PROVIDENCE, R.I. (AP) - A dam that supplies drinking water to roughly 60 percent of the state’s population could likely withstand an earthquake, according to an engineer from the University of Rhode Island.

Assistant Professor Aaron Bradshaw said he worried the soil underneath Rhode Island’s largest dam, the Gainer Memorial Dam at the Scituate Reservoir, was loose and potentially unstable. He performed the first seismic tests on the 88-year-old dam, using ground sensors to monitor vibrations traveling through the earth when the ground was struck. He said there were some pockets of loose soil but overall it was quite dense.
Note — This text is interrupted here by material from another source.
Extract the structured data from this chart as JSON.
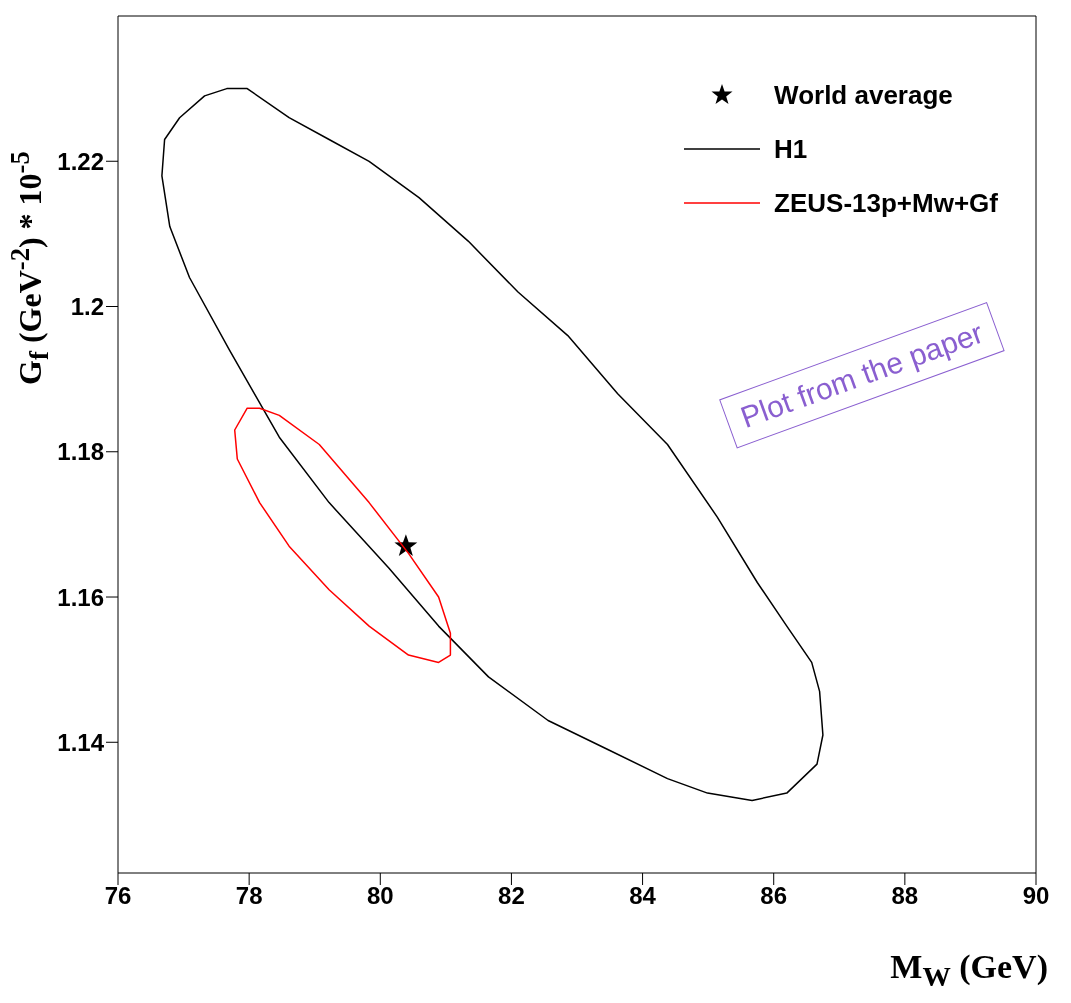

Bradshaw said his research shows the dam could likely withstand a magnitude 5 earthquake locally and a magnitude 6.8 earthquake about 70 miles away. But he said he still would like to test more soil around the 3,000-foot-long, 109-foot-high dam.
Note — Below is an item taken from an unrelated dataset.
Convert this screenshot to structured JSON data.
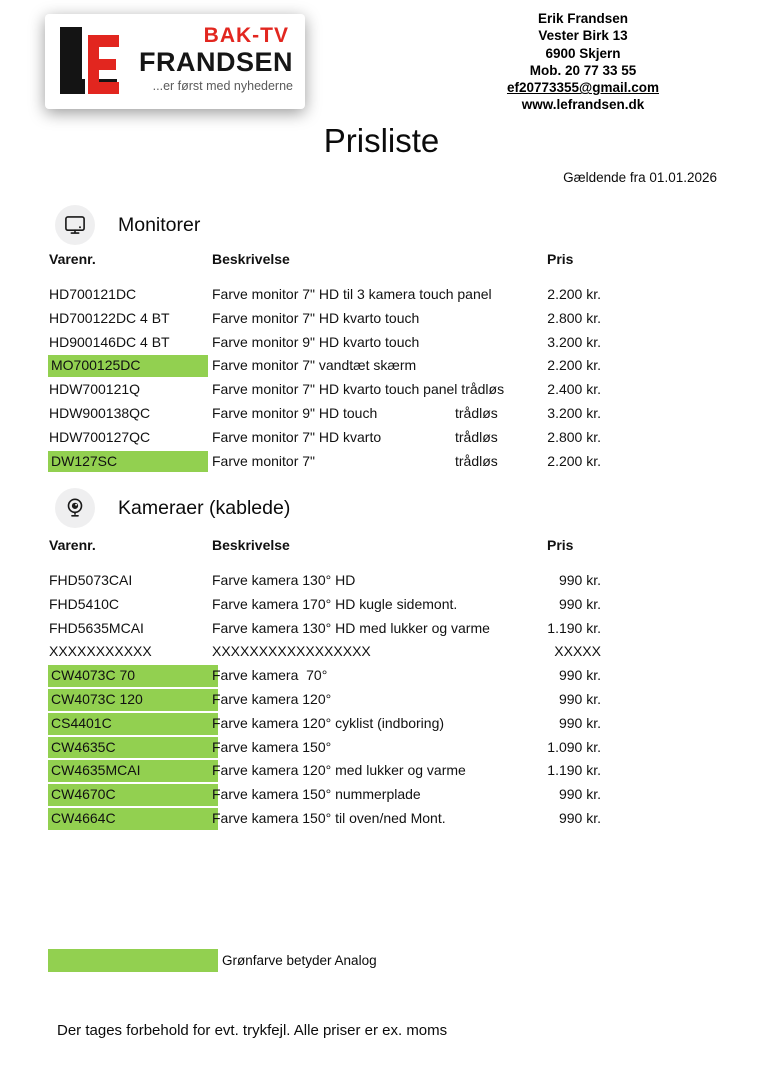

“We want to have resilient infrastructure,” he said. “There’s too much at stake.”

The Scituate Reservoir supplies water to about 600,000 people, said Peter LePage, a senior manager of engineering at the Providence Water Supply Board, which operates the dam.

A breach of the dam would jeopardize a major drinking water supply and potentially flood the communities along the river, he added.

LePage said the board routinely inspects the dam and its surrounding area but he’s glad the seismic tests were done because the data will be useful. He said he’s confident the dam will be structurally sound and safe for years to come.